Do your own research, in other words, and try to understand it. It seems that
every time there’s another PF challenge of some sort, it’s different enough from
the last one that we have to think about it all over again, and when we look up
the rules, we find enough contradiction to discourage us from even thinking
that rules exist. We do usually say that we’re following NSDA rules, though, as
some sort of guideline. It’s a conundrum, unfortunately. The students and
judges are confused, and then they come to us and we’re confused. It could be
solved by people doing their own research and representing their evidence in a
straightforward fashion, but for some reason PF folk haven’t gotten to this
point yet. Policy is all about evidence, and there the issue is clipping, which
is indeed an attempt to deceive, as compared to fabrication, which may be an
attempt to deceive but which just really isn’t a thing, as they say. Oh, well.

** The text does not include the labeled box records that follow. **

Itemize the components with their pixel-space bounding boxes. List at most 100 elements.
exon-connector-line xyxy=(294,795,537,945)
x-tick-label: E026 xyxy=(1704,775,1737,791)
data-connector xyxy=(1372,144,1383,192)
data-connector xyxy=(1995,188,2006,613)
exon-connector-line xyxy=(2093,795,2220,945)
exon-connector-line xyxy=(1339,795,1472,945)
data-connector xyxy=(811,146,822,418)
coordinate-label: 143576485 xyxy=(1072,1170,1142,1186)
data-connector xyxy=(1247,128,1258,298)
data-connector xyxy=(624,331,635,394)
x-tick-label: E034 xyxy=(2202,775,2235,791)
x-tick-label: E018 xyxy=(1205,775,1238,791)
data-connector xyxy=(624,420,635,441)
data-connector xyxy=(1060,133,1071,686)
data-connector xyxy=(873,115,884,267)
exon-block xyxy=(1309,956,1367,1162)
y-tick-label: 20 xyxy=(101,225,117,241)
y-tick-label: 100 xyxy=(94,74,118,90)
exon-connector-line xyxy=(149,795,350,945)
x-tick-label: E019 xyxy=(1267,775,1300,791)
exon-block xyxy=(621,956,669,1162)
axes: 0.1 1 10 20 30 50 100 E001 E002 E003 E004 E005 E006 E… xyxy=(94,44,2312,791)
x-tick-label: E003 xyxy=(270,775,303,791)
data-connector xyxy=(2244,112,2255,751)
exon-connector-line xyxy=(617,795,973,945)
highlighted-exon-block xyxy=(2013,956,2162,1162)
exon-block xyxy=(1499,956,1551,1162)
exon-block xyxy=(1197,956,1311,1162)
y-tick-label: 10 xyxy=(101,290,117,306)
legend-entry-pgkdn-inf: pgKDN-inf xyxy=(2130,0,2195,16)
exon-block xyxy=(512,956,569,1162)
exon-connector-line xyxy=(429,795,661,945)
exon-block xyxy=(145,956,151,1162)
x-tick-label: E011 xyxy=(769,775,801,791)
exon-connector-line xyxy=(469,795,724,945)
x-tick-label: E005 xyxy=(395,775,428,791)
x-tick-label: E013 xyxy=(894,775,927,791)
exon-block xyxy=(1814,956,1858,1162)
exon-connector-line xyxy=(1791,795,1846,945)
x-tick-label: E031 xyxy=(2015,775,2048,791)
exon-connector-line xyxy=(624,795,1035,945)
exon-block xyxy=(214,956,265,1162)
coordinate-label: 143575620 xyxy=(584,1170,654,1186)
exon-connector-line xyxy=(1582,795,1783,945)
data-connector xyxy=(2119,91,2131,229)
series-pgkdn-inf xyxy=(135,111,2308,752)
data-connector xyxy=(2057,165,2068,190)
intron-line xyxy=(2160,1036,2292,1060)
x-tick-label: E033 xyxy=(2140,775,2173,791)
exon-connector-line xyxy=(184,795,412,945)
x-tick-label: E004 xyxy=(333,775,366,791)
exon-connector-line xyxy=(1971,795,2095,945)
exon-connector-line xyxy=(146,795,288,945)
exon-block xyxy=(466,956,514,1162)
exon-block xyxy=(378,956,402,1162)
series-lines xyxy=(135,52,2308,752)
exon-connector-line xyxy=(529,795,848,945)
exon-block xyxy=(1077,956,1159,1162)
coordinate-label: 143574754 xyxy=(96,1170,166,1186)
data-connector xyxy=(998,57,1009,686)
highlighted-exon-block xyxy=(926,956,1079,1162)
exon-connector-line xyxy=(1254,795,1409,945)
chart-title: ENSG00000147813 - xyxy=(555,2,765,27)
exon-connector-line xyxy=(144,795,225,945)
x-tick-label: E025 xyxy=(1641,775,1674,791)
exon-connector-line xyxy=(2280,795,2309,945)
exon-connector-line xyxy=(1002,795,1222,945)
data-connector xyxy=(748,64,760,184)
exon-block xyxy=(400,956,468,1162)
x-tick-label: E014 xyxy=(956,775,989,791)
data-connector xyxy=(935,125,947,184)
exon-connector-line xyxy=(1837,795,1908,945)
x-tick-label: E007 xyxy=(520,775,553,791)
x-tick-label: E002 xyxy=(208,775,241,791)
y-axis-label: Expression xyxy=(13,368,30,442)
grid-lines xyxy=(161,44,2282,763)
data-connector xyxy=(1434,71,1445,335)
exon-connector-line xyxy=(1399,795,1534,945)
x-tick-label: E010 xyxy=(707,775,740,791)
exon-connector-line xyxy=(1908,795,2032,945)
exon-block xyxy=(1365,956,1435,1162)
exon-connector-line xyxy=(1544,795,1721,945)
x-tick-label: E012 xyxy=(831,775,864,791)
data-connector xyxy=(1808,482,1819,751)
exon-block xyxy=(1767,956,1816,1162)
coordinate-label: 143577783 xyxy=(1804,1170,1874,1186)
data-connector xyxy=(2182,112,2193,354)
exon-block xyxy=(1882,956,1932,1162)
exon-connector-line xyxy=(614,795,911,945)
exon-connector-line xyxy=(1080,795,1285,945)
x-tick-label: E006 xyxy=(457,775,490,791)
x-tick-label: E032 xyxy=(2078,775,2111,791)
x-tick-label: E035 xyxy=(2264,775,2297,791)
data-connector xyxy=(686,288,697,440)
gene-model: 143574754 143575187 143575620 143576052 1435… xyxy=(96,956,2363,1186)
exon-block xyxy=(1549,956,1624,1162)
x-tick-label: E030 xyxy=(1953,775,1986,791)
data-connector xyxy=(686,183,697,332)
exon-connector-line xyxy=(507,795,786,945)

We’ll keep limping along with all of this.
I guess I should acknowledge that you can now vote on the
next PF topic. The subject area is federal drug policy, and the two choices
couldn’t be any further apart as examples of that subject area. The pharma
incentives seems straightforward enough, harms vs benefits, and I like it as an
area for students to learn about. I had to look up Plan Colombia (and, admit
it, so did you), so it’s either a tad obscure or I just didn’t happen to be in
school that day, but, also, there’s nothing terribly wrong with learning about
that sort of thing, I guess. More than the choices themselves I’m amused by the
idea that they represent different aspects of the same area of study. Drug
enforcement does not equal pharmacy industry regulations aside from policing illegal
selling. In other words, this is one hell of a wide net. But at least neither
of the topics strikes me, on a first, superficial reading, as bad. Just about
as comparable as the proverbial chalk and cheese.
By the way, look down the page at the Big Questions topic: "Science leaves no room for free will." Say what? Am I getting too old, or am I
just missing something completely? Don't tell me "both." Let me keep some dignity, please.